Choosing an Agent to Make Health Care Decisions
A medical power of attorney allows you to appoint a trusted relative or friend to make medical decisions for you if you are unconscious or otherwise unable to make those decisions for yourself.
Who Can I Appoint As My Agent?
You can choose anyone at least 18 years of age to serve as your agent. A person younger than 18 years who has had the disability of minority removed can also serve.
Although the agent you select does not have to be a family member, many people choose family members because they are most likely to know your wishes and act in your best interest.
Who Can I Not Appoint As My Agent?
Under the Texas statutes you cannot select any of the following as your health care agent:
- your health care provider (your physician)
- an employee of your health care provider, unless that person is a relative
- your residential home care provider (your home health care agency, hospital, nursing home, or residential care home)

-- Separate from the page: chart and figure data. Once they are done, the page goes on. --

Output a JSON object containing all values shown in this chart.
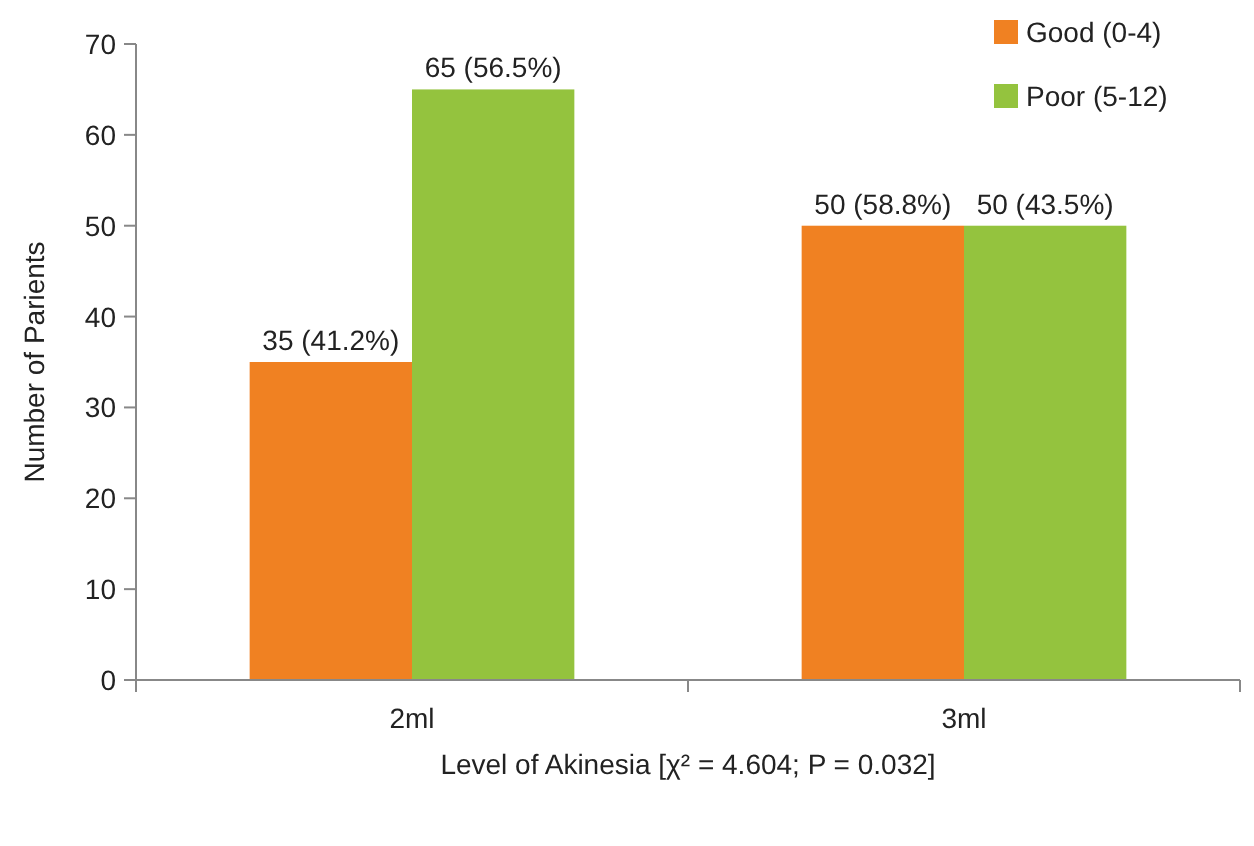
{
  "chart_data": {
    "type": "bar",
    "categories": [
      "2ml",
      "3ml"
    ],
    "series": [
      {
        "name": "Good (0-4)",
        "color": "#f08122",
        "values": [
          35,
          50
        ],
        "value_labels": [
          "35 (41.2%)",
          "50 (58.8%)"
        ]
      },
      {
        "name": "Poor (5-12)",
        "color": "#94c33e",
        "values": [
          65,
          50
        ],
        "value_labels": [
          "65 (56.5%)",
          "50 (43.5%)"
        ]
      }
    ],
    "xlabel": "Level of Akinesia [χ² = 4.604; P = 0.032]",
    "ylabel": "Number of Parients",
    "ylim": [
      0,
      70
    ],
    "yticks": [
      0,
      10,
      20,
      30,
      40,
      50,
      60,
      70
    ],
    "grid": false,
    "legend": "top right"
  }
}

- an employee of your residential home care provider
What Decisions Can My Agent Make?
Your agent’s power not unlimited. The statutes restrict your agent from consenting to voluntary inpatient mental health services, convulsive treatment, psychosurgery, or abortion. Additionally, even after you sign a medical power of attorney, treatment cannot be given to you or withheld from you over your objection.
However, the person you select as your agent in your medical power of attorney will have the power to make a broad range of decisions for you if you are unable to make them for yourself. These decisions can include consenting or refusing to consent to medical treatment, or withdrawing or withholding life-sustaining treatment.
That’s why it’s important that you select someone who has knowledge of your wishes, including your religious and moral beliefs, and who you trust will act according to your wishes or best interest if the need arises.
Regardless of whom you choose, it is important that your agent be mature, levelheaded, and capable of making medical decisions in your best interest under what could be a very difficult circumstance.